Except for two down years triggered by the Great Recession, the Faribault Woolen Mill near Minneapolis-St. Paul has been cranking out blankets and other products to the delight of customers since 1865. Now as the mill’s new leaders work to give the mill a second life at least as long as the first, modern technology is part of the plan.
That includes not only upgrading the equipment to make the products but also capitalizing on the digital tools available to the market and sell the products. “We’re looking to employ the tools and the people to help us get there,” owner Paul Mooty said.

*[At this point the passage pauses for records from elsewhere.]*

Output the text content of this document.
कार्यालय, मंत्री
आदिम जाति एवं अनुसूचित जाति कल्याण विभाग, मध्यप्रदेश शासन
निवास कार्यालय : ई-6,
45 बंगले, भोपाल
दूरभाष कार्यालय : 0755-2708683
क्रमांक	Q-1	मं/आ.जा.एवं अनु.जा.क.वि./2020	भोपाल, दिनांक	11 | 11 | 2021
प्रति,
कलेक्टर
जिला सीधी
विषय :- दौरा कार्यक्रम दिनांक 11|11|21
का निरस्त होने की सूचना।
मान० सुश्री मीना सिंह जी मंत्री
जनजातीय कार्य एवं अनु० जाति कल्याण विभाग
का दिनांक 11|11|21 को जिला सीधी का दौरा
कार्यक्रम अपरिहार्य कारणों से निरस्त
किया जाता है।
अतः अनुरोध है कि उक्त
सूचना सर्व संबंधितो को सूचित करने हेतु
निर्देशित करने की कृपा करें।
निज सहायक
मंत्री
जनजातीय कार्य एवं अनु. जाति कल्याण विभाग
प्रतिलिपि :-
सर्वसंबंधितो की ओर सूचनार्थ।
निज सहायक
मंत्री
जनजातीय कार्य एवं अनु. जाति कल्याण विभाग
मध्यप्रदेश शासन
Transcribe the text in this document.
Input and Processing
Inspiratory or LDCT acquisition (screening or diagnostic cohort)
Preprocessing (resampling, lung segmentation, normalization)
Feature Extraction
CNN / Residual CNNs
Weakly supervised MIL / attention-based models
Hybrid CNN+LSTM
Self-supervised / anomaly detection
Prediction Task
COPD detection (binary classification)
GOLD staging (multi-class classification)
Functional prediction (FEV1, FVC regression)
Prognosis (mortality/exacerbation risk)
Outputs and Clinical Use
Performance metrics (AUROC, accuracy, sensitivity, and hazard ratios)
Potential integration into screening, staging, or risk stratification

Faribault is one of the few remaining U.S. woolen mills that create its goods entirely in house. Mooty bought and reopened the plant in 2011, two years after its abrupt closure and after a former long-time employee wowed him with the mill’s history during a tour. “It’s a unique and special opportunity for my family,” said Mooty, who lives near the Twin Cities.
A mere 5 people planted the seeds of success in the rundown property, but the business employed 40 by the end of the year. Most of them had worked at the plant before, a particularly satisfying turn of events for them and for Mooty.
National news coverage of the reopening sparked a $100,000 burst in sales, and JCPenney placed a big order the second year after the mill’s rebirth. The company currently has two retail outlets, sells products through specialty stores, and has done work for the U.S. military consistent with the mill’s storied past.
The new Faribault Woolen Mill operates online, too. The first company website listed only a few products for sale, but now the site is generating approximately 30 percent of the sales. The mill places ads on social media sites to introduce the brand to newcomers and reintroduce it to past fans. The current reach is 63,000 followers on Pinterest, 32,000 on Instagram and 22,000 on Facebook.
“That’s the world today,” Mooty said. “Over time we would like to build a significant digital presence… We see the potential because we’ve seen other companies build remarkable companies through the digital world.”
Faribault Woolen Mill isn’t as big as it once was, but Mooty sees the Internet as the great equalizer. “It absolutely helps us compete against larger companies.”